Fried chicken...the all American classic.  Serve it with some waffles and make it brunch!

Ingredients
3 1/2 pounds chicken (I like to use a mix of drumsticks and thighs only)
2-3 cups buttermilk
3 tablespoons kosher salt, more as needed
1-2 teaspoon ground black pepper, more as needed
1-2 teaspoon cayenne pepper, more as needed
1 teaspoons Slap Ya Mama cajun seasoning, optional
1 cup all-purpose flour
1/2 cup breadcrumbs
3 cups neutral oil, like canola

Directions
Marinate the chicken with 2 tablespoons salt, 1 teaspoon pepper, 1 teaspoon cayenne pepper, and 1/2 teaspoon Slap Ya Mama, if using.  Cover all pieces in buttermilk and let marinate for at least an hour and up to a day.

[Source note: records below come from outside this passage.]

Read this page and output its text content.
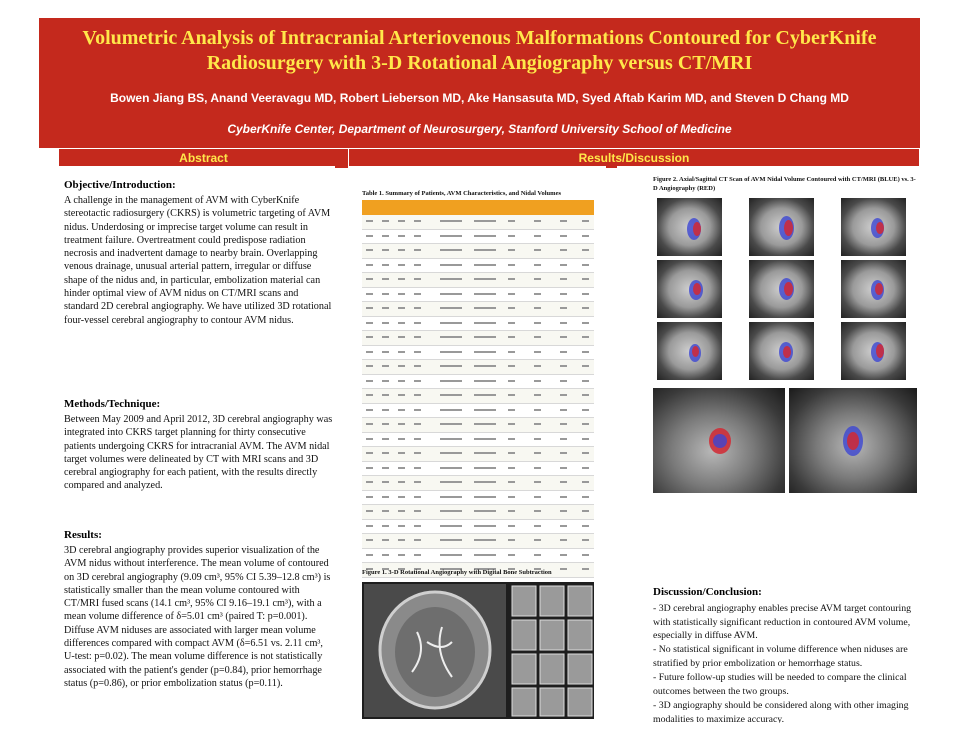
Volumetric Analysis of Intracranial Arteriovenous Malformations Contoured for CyberKnife Radiosurgery with 3-D Rotational Angiography versus CT/MRI
Bowen Jiang BS, Anand Veeravagu MD, Robert Lieberson MD, Ake Hansasuta MD, Syed Aftab Karim MD, and Steven D Chang MD
CyberKnife Center, Department of Neurosurgery, Stanford University School of Medicine
Abstract	Results/Discussion
Objective/Introduction:
A challenge in the management of AVM with CyberKnife stereotactic radiosurgery (CKRS) is volumetric targeting of AVM nidus. Underdosing or imprecise target volume can result in treatment failure. Overtreatment could predispose radiation necrosis and inadvertent damage to nearby brain. Overlapping venous drainage, unusual arterial pattern, irregular or diffuse shape of the nidus and, in particular, embolization material can hinder optimal view of AVM nidus on CT/MRI scans and standard 2D cerebral angiography. We have utilized 3D rotational four-vessel cerebral angiography to contour AVM nidus.
Methods/Technique:
Between May 2009 and April 2012, 3D cerebral angiography was integrated into CKRS target planning for thirty consecutive patients undergoing CKRS for intracranial AVM. The AVM nidal target volumes were delineated by CT with MRI scans and 3D cerebral angiography for each patient, with the results directly compared and analyzed.
Results:
3D cerebral angiography provides superior visualization of the AVM nidus without interference. The mean volume of contoured on 3D cerebral angiography (9.09 cm³, 95% CI 5.39–12.8 cm³) is statistically smaller than the mean volume contoured with CT/MRI fused scans (14.1 cm³, 95% CI 9.16–19.1 cm³), with a mean volume difference of δ=5.01 cm³ (paired T: p=0.001). Diffuse AVM niduses are associated with larger mean volume differences compared with compact AVM (δ=6.51 vs. 2.11 cm³, U-test: p=0.02). The mean volume difference is not statistically associated with the patient's gender (p=0.84), prior hemorrhage status (p=0.86), or prior embolization status (p=0.11).
Table 1. Summary of Patients, AVM Characteristics, and Nidal Volumes
Figure 1. 3-D Rotational Angiography with Digital Bone Subtraction
Figure 2. Axial/Sagittal CT Scan of AVM Nidal Volume Contoured with CT/MRI (BLUE) vs. 3-D Angiography (RED)
Discussion/Conclusion:
- 3D cerebral angiography enables precise AVM target contouring with statistically significant reduction in contoured AVM volume, especially in diffuse AVM.
- No statistical significant in volume difference when niduses are stratified by prior embolization or hemorrhage status.
- Future follow-up studies will be needed to compare the clinical outcomes between the two groups.
- 3D angiography should be considered along with other imaging modalities to maximize accuracy.
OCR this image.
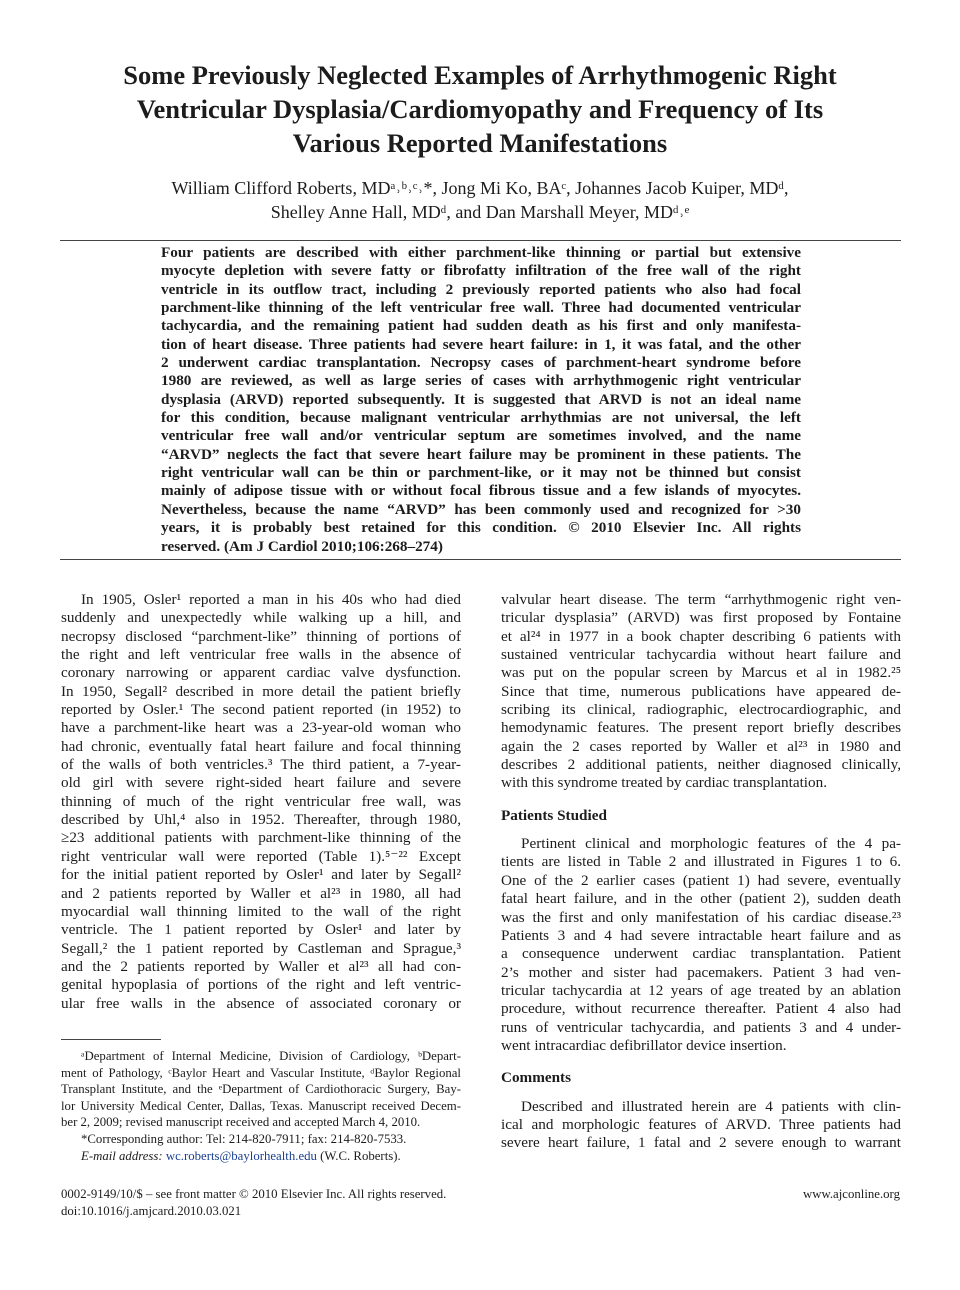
Some Previously Neglected Examples of Arrhythmogenic Right
Ventricular Dysplasia/Cardiomyopathy and Frequency of Its
Various Reported Manifestations
William Clifford Roberts, MDᵃ˒ᵇ˒ᶜ˒*, Jong Mi Ko, BAᶜ, Johannes Jacob Kuiper, MDᵈ,
Shelley Anne Hall, MDᵈ, and Dan Marshall Meyer, MDᵈ˒ᵉ
Four patients are described with either parchment-like thinning or partial but extensive
myocyte depletion with severe fatty or fibrofatty infiltration of the free wall of the right
ventricle in its outflow tract, including 2 previously reported patients who also had focal
parchment-like thinning of the left ventricular free wall. Three had documented ventricular
tachycardia, and the remaining patient had sudden death as his first and only manifesta-
tion of heart disease. Three patients had severe heart failure: in 1, it was fatal, and the other
2 underwent cardiac transplantation. Necropsy cases of parchment-heart syndrome before
1980 are reviewed, as well as large series of cases with arrhythmogenic right ventricular
dysplasia (ARVD) reported subsequently. It is suggested that ARVD is not an ideal name
for this condition, because malignant ventricular arrhythmias are not universal, the left
ventricular free wall and/or ventricular septum are sometimes involved, and the name
“ARVD” neglects the fact that severe heart failure may be prominent in these patients. The
right ventricular wall can be thin or parchment-like, or it may not be thinned but consist
mainly of adipose tissue with or without focal fibrous tissue and a few islands of myocytes.
Nevertheless, because the name “ARVD” has been commonly used and recognized for >30
years, it is probably best retained for this condition. © 2010 Elsevier Inc. All rights
reserved. (Am J Cardiol 2010;106:268–274)
In 1905, Osler¹ reported a man in his 40s who had died
suddenly and unexpectedly while walking up a hill, and
necropsy disclosed “parchment-like” thinning of portions of
the right and left ventricular free walls in the absence of
coronary narrowing or apparent cardiac valve dysfunction.
In 1950, Segall² described in more detail the patient briefly
reported by Osler.¹ The second patient reported (in 1952) to
have a parchment-like heart was a 23-year-old woman who
had chronic, eventually fatal heart failure and focal thinning
of the walls of both ventricles.³ The third patient, a 7-year-
old girl with severe right-sided heart failure and severe
thinning of much of the right ventricular free wall, was
described by Uhl,⁴ also in 1952. Thereafter, through 1980,
≥23 additional patients with parchment-like thinning of the
right ventricular wall were reported (Table 1).⁵⁻²² Except
for the initial patient reported by Osler¹ and later by Segall²
and 2 patients reported by Waller et al²³ in 1980, all had
myocardial wall thinning limited to the wall of the right
ventricle. The 1 patient reported by Osler¹ and later by
Segall,² the 1 patient reported by Castleman and Sprague,³
and the 2 patients reported by Waller et al²³ all had con-
genital hypoplasia of portions of the right and left ventric-
ular free walls in the absence of associated coronary or
valvular heart disease. The term “arrhythmogenic right ven-
tricular dysplasia” (ARVD) was first proposed by Fontaine
et al²⁴ in 1977 in a book chapter describing 6 patients with
sustained ventricular tachycardia without heart failure and
was put on the popular screen by Marcus et al in 1982.²⁵
Since that time, numerous publications have appeared de-
scribing its clinical, radiographic, electrocardiographic, and
hemodynamic features. The present report briefly describes
again the 2 cases reported by Waller et al²³ in 1980 and
describes 2 additional patients, neither diagnosed clinically,
with this syndrome treated by cardiac transplantation.
Patients Studied
Pertinent clinical and morphologic features of the 4 pa-
tients are listed in Table 2 and illustrated in Figures 1 to 6.
One of the 2 earlier cases (patient 1) had severe, eventually
fatal heart failure, and in the other (patient 2), sudden death
was the first and only manifestation of his cardiac disease.²³
Patients 3 and 4 had severe intractable heart failure and as
a consequence underwent cardiac transplantation. Patient
2’s mother and sister had pacemakers. Patient 3 had ven-
tricular tachycardia at 12 years of age treated by an ablation
procedure, without recurrence thereafter. Patient 4 also had
runs of ventricular tachycardia, and patients 3 and 4 under-
went intracardiac defibrillator device insertion.
Comments
Described and illustrated herein are 4 patients with clin-
ical and morphologic features of ARVD. Three patients had
severe heart failure, 1 fatal and 2 severe enough to warrant
ᵃDepartment of Internal Medicine, Division of Cardiology, ᵇDepart-
ment of Pathology, ᶜBaylor Heart and Vascular Institute, ᵈBaylor Regional
Transplant Institute, and the ᵉDepartment of Cardiothoracic Surgery, Bay-
lor University Medical Center, Dallas, Texas. Manuscript received Decem-
ber 2, 2009; revised manuscript received and accepted March 4, 2010.
*Corresponding author: Tel: 214-820-7911; fax: 214-820-7533.
E-mail address: wc.roberts@baylorhealth.edu (W.C. Roberts).
0002-9149/10/$ – see front matter © 2010 Elsevier Inc. All rights reserved.
doi:10.1016/j.amjcard.2010.03.021
www.ajconline.org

Combine flour, breadcrumbs, and remaining salt, pepper, and seasoning in a large bowl or a large paper bag/container large enough to fit the flour and chicken.  When ready to cook, remove chicken from the marinade and toss well in the flour mixture.

Pour oil into a large, heavy-bottomed wok or cast-iron skillet with high sides and a lid, to a depth of a few inches.  Heat oil over medium-high heat to 350F.

Shake off excess flour from chicken and fry skin-side down, for about 5-10 minutes, covered by the lid.  Remove the lid, turn over the chicken pieces, and cook for another 5-10 minutes until cooked through and a deep, golden brown.

*If you have a deep fryer, you're a lucky duck and should use it.

Transfer chicken to a paper-towel lined tray or plate.